A petition was posted last spring calling for the development of a voluntary UHSI, as part of the AHIMA MyHealthID advocacy campaign. While the campaign’s intention was to educate consumers and decision-makers, the petition’s stated mission was to “Remove the federal budget ban that prohibits the U.S. Department of Health and Human Services (HHS) from participating in efforts to find a patient identification solution.”

The petition did not reach its goal of 100,000 signatures, but it did succeed at starting the conversation about finding a solution. While the uncertainty of health reform on the horizon, health IT organizations are seizing this opportunity to resolve the issues themselves.

Health IT and UHSI for better outcomes

The implementation of a UHSI can solve the problems of duplicate records and misidentification, but it also holds promise for so much more. The UHSI model is being used in comprehensive patient identity solutions to tie the UHSI to insurance and payment information, thereby decreasing payment cycles and claim errors.

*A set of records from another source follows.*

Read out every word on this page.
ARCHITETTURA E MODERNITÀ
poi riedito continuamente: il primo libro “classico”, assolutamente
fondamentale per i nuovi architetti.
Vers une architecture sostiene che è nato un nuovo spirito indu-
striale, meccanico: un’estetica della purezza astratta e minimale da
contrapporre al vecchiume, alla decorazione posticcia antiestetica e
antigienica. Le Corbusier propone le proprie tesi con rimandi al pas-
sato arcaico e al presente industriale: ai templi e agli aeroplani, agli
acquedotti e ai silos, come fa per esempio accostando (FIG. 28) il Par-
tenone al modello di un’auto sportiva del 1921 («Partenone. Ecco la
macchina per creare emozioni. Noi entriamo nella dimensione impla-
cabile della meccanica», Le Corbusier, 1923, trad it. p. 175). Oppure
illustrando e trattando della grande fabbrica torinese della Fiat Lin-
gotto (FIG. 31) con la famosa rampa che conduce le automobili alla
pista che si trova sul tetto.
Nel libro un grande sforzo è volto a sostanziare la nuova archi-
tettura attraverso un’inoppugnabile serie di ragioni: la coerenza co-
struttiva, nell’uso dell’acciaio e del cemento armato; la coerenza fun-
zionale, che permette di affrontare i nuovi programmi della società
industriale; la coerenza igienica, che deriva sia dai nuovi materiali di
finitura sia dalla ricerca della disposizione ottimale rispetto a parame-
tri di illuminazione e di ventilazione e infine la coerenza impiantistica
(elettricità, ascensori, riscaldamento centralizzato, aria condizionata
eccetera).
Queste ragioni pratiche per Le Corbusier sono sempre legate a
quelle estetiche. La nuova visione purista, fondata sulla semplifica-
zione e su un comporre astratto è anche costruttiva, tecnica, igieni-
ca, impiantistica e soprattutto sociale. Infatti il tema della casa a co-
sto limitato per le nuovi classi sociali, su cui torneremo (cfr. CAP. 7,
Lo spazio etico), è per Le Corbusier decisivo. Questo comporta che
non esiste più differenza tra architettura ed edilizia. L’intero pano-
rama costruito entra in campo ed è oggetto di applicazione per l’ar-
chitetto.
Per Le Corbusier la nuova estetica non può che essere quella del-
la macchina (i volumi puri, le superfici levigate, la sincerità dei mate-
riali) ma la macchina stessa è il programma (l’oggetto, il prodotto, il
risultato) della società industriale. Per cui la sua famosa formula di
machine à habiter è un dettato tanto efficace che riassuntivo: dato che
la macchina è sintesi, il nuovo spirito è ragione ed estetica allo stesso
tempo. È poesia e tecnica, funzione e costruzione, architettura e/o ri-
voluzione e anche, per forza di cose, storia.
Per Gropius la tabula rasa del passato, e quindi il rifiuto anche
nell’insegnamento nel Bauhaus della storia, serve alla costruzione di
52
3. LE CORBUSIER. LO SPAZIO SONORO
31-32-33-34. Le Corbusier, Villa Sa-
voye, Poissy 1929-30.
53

By streamlining patient intake, identification and payment processes, patient identity solutions could enable greater clarity and engagement between providers and patients. These benefits have the potential to improve the overall patient experience, which is second only to improved data accuracy for appropriate treatment and better outcomes. That accomplishment will be a huge victory for enhanced quality care that will greatly benefit both patients and their health providers once implemented.